Listing 3: Event suppression struct notification

This way, every time the driver wants to make available a buffer it needs to check the avail_event on the used ring: If driver’s idx field was equal to avail_event, it’s time to send a notification, ignoring the lower bit of used ring flags member (VIRTQ_USED_F_NO_NOTIFY).

这样一来,每次驱动程序想要提供一个缓冲区时,它需要检查已用环上的avail_event。如果驱动的idx字段等于avail_event,那么就是发送通知的时候了,忽略已用环标志成员的低位(VIRTQ_USED_F_NO_NOTIFY)。

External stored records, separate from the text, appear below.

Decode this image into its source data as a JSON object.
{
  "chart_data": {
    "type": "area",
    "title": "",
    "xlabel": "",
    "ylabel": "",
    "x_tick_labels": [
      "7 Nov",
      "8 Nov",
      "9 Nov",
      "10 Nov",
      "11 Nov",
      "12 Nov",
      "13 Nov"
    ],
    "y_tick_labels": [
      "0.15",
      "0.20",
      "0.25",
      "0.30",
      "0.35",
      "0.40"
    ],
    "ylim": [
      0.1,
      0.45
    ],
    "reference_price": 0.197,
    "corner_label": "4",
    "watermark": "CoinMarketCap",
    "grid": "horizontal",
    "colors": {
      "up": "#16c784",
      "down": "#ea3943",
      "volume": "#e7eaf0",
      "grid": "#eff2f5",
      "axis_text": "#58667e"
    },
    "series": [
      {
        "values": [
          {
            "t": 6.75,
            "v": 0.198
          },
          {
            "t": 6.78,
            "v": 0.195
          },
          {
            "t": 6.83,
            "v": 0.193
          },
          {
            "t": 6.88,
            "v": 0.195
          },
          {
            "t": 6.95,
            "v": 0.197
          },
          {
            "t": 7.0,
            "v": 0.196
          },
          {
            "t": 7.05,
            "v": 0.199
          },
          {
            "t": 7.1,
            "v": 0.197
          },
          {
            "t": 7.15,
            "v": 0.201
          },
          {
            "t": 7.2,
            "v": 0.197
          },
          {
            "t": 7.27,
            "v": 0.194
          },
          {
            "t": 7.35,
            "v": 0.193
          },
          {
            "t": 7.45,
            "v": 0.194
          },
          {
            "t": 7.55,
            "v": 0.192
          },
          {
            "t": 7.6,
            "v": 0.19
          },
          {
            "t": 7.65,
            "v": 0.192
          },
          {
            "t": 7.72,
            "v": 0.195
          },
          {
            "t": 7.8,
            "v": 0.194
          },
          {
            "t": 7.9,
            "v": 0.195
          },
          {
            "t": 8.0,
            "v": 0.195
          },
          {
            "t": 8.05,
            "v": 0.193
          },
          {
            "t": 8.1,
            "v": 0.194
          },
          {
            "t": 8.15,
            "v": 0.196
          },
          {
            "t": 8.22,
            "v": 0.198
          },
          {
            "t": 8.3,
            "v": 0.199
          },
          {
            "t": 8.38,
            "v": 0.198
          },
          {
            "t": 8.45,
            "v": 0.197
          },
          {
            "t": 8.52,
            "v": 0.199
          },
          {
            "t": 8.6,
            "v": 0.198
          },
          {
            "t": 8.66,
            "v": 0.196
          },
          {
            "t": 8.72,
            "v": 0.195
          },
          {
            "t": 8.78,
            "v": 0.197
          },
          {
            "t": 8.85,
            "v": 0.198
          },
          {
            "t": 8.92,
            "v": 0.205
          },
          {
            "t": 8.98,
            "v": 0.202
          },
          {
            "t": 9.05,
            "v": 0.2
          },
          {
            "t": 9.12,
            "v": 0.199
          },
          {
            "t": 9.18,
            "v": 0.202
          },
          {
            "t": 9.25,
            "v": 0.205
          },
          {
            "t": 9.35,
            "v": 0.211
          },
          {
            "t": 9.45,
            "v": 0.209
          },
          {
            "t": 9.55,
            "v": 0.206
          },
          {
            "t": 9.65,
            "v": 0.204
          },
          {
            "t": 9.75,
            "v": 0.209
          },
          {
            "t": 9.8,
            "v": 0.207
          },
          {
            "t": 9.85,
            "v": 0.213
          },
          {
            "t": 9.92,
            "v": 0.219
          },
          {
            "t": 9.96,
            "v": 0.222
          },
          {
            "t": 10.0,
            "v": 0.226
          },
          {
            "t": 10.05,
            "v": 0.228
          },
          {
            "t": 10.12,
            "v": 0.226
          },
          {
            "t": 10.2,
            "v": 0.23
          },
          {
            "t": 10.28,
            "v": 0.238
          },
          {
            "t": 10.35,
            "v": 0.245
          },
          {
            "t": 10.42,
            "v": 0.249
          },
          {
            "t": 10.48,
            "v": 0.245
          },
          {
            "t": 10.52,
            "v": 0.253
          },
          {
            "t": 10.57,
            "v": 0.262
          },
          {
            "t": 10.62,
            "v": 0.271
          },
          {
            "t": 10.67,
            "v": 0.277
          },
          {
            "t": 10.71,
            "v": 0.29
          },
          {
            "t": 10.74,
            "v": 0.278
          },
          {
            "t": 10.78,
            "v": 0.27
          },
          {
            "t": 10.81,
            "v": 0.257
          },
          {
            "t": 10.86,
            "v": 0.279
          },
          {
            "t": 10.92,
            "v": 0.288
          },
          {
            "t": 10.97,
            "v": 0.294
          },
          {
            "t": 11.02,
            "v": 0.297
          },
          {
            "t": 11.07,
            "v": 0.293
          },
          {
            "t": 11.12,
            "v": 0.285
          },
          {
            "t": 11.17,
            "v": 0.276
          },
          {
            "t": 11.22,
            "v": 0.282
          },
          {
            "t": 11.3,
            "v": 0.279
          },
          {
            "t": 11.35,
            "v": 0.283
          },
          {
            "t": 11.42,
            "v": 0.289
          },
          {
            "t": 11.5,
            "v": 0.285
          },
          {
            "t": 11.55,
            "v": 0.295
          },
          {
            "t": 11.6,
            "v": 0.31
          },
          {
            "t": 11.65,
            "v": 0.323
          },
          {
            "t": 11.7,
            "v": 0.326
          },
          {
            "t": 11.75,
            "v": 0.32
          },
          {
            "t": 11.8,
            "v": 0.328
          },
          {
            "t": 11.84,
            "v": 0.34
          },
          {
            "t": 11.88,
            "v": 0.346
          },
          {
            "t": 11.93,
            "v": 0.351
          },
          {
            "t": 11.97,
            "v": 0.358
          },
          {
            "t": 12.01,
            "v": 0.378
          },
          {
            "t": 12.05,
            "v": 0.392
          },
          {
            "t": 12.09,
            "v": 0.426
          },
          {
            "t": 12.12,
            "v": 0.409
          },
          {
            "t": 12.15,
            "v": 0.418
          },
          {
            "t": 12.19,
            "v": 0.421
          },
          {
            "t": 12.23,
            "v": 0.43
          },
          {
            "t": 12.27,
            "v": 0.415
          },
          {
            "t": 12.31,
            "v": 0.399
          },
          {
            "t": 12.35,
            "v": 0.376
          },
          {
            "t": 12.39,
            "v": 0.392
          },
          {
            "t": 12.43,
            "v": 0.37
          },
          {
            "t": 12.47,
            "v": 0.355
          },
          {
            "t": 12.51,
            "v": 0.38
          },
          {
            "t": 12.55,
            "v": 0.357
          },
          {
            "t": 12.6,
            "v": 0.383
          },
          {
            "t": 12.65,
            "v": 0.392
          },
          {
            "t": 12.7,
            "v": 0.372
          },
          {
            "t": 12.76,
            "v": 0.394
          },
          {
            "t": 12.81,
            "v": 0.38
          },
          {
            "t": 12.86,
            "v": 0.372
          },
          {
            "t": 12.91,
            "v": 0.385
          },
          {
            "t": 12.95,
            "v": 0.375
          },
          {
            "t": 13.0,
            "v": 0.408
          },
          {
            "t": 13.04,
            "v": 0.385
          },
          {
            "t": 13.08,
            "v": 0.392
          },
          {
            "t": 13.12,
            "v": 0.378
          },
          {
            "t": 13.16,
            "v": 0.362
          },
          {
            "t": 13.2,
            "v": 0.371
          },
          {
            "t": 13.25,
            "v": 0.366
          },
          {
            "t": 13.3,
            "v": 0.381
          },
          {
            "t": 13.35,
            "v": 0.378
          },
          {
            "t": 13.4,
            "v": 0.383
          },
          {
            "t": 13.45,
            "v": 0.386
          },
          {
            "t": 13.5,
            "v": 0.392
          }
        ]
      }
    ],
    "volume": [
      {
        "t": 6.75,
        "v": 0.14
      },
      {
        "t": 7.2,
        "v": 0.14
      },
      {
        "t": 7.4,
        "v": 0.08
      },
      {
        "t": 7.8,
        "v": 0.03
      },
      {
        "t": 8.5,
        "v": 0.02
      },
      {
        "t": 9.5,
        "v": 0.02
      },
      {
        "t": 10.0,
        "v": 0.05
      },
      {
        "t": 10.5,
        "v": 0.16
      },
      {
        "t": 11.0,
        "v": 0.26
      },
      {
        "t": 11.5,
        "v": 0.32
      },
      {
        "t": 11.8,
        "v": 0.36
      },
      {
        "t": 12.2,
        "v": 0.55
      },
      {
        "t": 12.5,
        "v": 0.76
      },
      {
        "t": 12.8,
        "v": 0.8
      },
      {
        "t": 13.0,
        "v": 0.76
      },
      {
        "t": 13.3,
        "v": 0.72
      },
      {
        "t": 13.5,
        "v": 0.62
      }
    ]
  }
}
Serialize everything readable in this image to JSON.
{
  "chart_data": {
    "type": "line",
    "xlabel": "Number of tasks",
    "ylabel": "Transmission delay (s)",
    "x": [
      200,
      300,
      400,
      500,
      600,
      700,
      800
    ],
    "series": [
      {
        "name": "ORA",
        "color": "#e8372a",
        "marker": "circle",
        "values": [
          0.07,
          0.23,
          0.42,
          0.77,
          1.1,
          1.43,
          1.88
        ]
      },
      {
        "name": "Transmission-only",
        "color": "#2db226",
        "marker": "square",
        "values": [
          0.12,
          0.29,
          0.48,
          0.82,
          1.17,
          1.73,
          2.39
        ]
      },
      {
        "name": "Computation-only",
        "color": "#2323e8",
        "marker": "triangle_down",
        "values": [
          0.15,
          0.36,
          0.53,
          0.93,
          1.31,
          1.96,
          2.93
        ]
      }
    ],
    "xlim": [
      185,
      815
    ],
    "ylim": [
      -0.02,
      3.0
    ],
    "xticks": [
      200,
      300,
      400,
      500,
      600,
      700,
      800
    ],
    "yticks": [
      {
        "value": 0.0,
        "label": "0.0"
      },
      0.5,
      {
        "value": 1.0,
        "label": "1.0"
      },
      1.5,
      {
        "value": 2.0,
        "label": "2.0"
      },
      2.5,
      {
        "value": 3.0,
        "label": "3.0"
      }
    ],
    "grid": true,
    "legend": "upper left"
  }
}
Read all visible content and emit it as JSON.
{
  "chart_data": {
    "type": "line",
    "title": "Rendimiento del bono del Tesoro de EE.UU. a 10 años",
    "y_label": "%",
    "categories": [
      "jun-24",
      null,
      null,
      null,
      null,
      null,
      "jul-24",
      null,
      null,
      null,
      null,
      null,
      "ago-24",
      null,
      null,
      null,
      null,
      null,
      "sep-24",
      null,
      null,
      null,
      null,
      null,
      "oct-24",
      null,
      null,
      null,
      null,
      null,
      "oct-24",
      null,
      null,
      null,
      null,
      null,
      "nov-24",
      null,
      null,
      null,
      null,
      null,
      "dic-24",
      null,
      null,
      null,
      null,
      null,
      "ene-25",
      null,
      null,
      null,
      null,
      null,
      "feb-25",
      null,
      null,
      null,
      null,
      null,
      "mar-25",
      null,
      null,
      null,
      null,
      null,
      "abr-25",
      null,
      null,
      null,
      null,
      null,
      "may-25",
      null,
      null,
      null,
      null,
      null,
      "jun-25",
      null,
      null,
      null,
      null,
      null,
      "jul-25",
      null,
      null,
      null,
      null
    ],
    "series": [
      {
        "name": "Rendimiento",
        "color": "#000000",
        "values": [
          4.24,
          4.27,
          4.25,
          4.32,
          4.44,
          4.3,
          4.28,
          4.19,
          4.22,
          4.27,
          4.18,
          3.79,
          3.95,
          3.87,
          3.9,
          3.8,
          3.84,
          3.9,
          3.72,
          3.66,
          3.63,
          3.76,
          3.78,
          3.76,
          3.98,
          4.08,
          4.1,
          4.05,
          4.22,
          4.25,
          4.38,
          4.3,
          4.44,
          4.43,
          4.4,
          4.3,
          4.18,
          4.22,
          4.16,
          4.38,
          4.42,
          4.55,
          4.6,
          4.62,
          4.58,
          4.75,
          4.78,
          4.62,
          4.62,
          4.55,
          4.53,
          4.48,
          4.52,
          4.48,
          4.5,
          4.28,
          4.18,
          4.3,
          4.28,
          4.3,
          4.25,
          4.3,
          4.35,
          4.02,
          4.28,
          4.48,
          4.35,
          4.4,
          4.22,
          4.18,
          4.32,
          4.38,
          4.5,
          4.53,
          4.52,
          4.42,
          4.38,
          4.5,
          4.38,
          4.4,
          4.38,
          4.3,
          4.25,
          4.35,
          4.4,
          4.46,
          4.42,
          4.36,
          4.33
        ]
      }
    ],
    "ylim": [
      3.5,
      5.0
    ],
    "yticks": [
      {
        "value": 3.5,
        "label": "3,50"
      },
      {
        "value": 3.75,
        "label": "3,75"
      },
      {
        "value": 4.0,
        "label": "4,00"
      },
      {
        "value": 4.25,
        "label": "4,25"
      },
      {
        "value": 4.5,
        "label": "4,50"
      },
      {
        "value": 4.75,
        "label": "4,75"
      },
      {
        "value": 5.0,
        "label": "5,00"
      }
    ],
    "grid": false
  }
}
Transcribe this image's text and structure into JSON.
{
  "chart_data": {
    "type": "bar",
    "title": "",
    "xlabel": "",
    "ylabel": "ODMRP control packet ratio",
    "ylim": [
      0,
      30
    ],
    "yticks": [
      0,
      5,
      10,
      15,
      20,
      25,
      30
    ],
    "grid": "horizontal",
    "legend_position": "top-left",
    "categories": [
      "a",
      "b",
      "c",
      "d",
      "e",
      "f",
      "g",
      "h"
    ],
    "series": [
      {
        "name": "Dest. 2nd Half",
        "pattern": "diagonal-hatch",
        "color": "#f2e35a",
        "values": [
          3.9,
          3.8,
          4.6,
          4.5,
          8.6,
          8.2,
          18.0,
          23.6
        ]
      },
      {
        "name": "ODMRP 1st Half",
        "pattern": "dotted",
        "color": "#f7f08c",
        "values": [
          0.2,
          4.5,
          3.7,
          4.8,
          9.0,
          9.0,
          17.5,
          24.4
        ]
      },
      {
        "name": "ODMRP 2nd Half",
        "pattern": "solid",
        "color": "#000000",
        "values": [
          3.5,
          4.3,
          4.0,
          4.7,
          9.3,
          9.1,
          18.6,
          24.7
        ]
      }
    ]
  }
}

Similarly, if VIRTIO_F_EVENT_IDX has been negotiated, the device will check used_event to know if it needs to send a notification or not. This can be very effective for maintaining a virtqueue of buffers for the device to write, like in the virtio-net device receive queue.

同样,如果VIRTIO_F_EVENT_IDX已经协商好了,设备将检查used_event以知道它是否需要发送通知。这对于维护一个供设备写入的缓冲区的虚拟队列非常有效,就像在virtio-net设备接收队列中一样。

In our next post, we’re going to wrap up and take a look at a number of optimizations on top of both ring layouts which depend on the communication/device type or how each part is implemented.

在我们的下一篇文章中,我们将总结并看看在这两个环形布局之上的一些优化,这些优化取决于通信/设备类型或每个部分的实现方式。